Vi Khi Nao is the author of Sheep Machine (Black Sun Lit, 2018) and Umbilical Hospital (Press 1913, 2017), and of the short stories collection, A Brief Alphabet of Torture (which won FC2’s Ronald Sukenick Innovative Fiction Prize in 2016) the novel, Fish in Exile (Coffee House Press, 2016)and the poetry collection, The Old Philosopher (which won the Nightboat Books Prize for Poetry in 2014). Her work includes poetry, fiction, film and cross-genre collaboration. Her stories, poems, and drawings have appeared in NOON, Ploughshares, Black Warrior Review and BOMB, among others. She holds an MFA in fiction from Brown University, where she received the John Hawkes and Feldman Prizes in fiction and the Kim Ann Arstark Memorial Award in poetry.

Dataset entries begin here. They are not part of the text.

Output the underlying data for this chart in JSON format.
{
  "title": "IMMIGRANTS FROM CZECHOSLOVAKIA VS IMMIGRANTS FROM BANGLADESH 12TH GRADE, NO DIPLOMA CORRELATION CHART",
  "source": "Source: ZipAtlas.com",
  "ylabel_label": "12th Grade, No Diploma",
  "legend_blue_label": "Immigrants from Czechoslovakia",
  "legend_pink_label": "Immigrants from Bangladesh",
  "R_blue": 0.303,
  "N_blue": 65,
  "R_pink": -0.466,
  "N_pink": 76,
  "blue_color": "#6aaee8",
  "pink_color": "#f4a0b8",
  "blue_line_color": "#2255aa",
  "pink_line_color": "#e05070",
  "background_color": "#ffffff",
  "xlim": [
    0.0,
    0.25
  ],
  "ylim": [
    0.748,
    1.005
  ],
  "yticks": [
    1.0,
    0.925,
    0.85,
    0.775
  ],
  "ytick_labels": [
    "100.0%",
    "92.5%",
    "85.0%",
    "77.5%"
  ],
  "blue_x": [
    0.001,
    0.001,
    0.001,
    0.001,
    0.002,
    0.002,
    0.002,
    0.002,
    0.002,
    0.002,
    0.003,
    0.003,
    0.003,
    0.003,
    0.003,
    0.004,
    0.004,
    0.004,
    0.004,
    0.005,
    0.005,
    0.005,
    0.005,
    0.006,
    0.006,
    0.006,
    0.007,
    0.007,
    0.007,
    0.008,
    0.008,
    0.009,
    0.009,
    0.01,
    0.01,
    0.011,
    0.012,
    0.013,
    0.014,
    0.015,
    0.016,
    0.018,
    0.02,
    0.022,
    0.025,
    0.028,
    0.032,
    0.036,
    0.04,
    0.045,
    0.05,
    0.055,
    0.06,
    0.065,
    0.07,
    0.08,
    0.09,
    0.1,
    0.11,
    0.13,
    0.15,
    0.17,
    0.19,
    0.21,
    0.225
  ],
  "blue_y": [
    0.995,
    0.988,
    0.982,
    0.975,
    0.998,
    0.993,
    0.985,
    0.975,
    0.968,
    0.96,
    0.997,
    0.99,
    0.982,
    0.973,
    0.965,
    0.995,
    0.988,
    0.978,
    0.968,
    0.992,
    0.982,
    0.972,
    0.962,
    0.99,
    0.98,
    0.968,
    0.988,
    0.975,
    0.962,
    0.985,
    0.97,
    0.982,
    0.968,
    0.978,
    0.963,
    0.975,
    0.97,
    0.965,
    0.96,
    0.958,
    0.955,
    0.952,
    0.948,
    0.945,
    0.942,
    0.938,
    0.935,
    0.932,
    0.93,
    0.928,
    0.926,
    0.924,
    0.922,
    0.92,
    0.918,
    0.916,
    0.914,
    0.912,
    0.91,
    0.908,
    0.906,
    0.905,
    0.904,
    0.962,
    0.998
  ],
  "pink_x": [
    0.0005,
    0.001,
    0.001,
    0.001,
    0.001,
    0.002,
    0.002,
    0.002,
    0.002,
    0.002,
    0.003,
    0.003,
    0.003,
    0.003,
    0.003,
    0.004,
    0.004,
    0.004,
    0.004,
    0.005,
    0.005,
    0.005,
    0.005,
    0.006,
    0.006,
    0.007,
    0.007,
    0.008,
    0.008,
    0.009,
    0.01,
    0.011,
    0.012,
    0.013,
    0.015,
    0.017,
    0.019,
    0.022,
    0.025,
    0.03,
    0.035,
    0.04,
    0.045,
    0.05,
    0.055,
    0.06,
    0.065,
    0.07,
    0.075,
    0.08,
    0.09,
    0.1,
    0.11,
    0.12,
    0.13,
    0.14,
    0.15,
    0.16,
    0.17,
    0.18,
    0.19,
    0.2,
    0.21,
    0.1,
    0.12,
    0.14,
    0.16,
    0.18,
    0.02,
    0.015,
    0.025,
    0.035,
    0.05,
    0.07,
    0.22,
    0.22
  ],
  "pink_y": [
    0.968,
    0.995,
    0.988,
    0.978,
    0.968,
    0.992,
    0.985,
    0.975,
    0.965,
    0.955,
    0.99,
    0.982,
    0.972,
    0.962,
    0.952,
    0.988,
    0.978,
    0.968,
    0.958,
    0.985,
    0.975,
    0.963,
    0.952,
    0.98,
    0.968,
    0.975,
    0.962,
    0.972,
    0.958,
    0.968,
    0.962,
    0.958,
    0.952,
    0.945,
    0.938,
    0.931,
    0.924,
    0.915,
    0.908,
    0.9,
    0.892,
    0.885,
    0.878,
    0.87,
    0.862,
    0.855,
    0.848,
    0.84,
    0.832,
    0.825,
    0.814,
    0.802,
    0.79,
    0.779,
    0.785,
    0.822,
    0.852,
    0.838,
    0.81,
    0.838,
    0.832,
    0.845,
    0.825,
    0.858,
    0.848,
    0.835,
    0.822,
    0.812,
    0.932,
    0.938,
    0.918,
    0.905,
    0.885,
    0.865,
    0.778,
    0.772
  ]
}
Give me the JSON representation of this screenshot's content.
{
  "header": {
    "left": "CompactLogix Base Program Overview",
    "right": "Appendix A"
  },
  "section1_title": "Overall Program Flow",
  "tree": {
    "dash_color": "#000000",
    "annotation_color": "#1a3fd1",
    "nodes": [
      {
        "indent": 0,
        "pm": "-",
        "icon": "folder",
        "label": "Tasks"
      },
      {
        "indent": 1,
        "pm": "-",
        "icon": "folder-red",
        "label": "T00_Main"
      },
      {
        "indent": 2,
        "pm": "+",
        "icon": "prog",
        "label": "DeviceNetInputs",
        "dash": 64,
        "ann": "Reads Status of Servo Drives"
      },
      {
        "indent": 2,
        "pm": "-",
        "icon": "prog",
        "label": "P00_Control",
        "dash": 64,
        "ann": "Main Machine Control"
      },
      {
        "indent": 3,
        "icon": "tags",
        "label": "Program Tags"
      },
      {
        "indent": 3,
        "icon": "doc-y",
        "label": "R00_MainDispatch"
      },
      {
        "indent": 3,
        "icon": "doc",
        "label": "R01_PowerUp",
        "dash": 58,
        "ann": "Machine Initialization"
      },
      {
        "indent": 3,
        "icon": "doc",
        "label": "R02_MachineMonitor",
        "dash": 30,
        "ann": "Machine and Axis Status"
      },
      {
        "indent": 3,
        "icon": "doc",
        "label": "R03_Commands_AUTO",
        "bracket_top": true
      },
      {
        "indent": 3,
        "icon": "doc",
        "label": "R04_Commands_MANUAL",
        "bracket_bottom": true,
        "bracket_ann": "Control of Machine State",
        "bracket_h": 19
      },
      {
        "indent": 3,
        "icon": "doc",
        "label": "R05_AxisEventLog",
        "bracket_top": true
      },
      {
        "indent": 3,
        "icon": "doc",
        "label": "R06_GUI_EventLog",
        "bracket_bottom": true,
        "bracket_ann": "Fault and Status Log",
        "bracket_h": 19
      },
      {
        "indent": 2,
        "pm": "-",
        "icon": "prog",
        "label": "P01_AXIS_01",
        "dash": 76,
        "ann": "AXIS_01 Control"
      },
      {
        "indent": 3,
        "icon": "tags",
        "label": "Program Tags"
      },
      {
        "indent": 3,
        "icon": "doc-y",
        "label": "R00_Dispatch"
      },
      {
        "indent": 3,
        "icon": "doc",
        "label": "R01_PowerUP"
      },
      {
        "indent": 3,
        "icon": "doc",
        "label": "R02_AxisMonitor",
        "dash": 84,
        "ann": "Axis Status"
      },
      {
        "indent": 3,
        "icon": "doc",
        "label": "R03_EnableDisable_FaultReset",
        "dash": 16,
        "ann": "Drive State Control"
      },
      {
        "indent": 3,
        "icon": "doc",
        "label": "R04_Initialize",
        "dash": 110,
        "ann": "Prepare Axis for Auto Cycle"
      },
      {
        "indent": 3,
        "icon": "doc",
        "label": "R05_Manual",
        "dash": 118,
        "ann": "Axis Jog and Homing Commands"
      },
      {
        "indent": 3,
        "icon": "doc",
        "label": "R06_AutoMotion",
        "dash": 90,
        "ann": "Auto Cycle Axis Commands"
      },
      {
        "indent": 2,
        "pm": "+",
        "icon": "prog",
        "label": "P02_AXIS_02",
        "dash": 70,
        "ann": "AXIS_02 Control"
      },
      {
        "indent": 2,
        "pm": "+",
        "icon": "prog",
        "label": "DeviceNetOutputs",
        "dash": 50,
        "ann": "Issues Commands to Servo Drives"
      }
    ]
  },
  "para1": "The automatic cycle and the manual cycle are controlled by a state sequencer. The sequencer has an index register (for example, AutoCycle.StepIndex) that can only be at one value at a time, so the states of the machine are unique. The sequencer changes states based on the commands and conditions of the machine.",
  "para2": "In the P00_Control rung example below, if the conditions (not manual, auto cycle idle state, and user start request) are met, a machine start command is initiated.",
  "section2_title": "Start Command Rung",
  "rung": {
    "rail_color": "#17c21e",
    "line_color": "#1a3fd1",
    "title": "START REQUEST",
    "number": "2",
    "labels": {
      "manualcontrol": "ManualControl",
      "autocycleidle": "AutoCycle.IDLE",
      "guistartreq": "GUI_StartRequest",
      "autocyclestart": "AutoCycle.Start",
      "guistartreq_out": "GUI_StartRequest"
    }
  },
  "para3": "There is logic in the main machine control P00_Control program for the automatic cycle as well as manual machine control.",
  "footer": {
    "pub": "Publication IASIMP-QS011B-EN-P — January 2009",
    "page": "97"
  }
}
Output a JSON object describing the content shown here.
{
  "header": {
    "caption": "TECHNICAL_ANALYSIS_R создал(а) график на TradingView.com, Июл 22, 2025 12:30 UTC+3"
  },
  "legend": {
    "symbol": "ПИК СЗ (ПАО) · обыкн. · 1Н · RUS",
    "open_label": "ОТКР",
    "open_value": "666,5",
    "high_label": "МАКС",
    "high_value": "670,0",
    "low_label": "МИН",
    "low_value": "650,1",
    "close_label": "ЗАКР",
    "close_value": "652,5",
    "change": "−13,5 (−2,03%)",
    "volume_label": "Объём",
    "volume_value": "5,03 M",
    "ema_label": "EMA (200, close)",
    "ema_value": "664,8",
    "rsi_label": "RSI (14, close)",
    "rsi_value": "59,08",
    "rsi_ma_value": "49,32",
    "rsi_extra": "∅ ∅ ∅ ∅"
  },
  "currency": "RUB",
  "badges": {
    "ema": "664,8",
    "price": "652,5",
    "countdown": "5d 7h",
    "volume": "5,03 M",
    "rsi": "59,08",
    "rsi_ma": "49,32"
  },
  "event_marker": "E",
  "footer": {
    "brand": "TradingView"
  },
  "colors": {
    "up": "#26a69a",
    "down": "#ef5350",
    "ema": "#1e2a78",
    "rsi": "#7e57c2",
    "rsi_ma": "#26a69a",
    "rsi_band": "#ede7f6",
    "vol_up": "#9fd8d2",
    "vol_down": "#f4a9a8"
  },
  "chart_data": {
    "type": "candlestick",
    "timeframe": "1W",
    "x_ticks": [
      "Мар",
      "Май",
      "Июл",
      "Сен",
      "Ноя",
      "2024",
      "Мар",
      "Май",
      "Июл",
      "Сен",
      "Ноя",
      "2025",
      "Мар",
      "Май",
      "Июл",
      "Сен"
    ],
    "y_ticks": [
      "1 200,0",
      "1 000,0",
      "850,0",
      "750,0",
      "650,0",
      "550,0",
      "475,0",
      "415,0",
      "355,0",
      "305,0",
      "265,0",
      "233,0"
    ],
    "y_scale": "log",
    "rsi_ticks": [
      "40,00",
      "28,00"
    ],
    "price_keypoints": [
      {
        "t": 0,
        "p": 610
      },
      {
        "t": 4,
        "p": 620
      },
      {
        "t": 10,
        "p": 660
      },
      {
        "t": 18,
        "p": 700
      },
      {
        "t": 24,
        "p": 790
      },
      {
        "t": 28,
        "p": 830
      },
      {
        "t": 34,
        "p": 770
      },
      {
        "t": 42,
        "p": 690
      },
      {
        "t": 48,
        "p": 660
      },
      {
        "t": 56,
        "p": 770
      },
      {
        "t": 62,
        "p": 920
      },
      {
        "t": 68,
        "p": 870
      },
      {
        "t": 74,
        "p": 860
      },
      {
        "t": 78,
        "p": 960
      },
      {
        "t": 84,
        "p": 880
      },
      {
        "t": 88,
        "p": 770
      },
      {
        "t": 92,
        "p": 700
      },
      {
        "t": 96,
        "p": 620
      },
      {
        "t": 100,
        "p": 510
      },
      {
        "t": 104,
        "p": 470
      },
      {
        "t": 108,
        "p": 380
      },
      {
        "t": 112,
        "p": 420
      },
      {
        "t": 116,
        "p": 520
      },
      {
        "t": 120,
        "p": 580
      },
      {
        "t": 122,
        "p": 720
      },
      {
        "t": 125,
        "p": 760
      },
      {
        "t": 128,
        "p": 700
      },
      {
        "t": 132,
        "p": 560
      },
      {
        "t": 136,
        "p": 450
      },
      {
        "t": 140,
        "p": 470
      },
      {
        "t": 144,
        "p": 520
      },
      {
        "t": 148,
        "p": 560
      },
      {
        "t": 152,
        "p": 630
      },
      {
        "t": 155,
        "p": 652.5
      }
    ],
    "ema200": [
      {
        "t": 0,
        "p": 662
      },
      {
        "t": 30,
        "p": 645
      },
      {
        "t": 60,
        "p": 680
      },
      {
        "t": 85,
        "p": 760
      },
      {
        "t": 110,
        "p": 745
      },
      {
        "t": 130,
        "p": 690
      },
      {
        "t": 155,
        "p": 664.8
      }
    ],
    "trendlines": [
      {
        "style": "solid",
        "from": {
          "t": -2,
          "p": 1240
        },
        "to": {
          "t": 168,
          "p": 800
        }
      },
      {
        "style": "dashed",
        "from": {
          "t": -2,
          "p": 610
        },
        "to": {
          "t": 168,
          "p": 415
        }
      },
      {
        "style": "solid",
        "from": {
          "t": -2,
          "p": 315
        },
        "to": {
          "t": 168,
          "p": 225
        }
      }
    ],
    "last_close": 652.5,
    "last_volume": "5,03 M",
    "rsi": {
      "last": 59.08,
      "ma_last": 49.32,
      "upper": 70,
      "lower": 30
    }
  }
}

SJ Fowler is a writer and artist. He has published multiple books of poetry, art, essays and collaborations. He has been commissioned by Tate Modern, BBC Radio 3, Tate Britain, The Wellcome Collection and Liverpool Biennial. He’s been translated into 27 languages. He is the director of Writers’ Centre Kingston and European Poetry Festival. The Animal Drums is his debut feature film.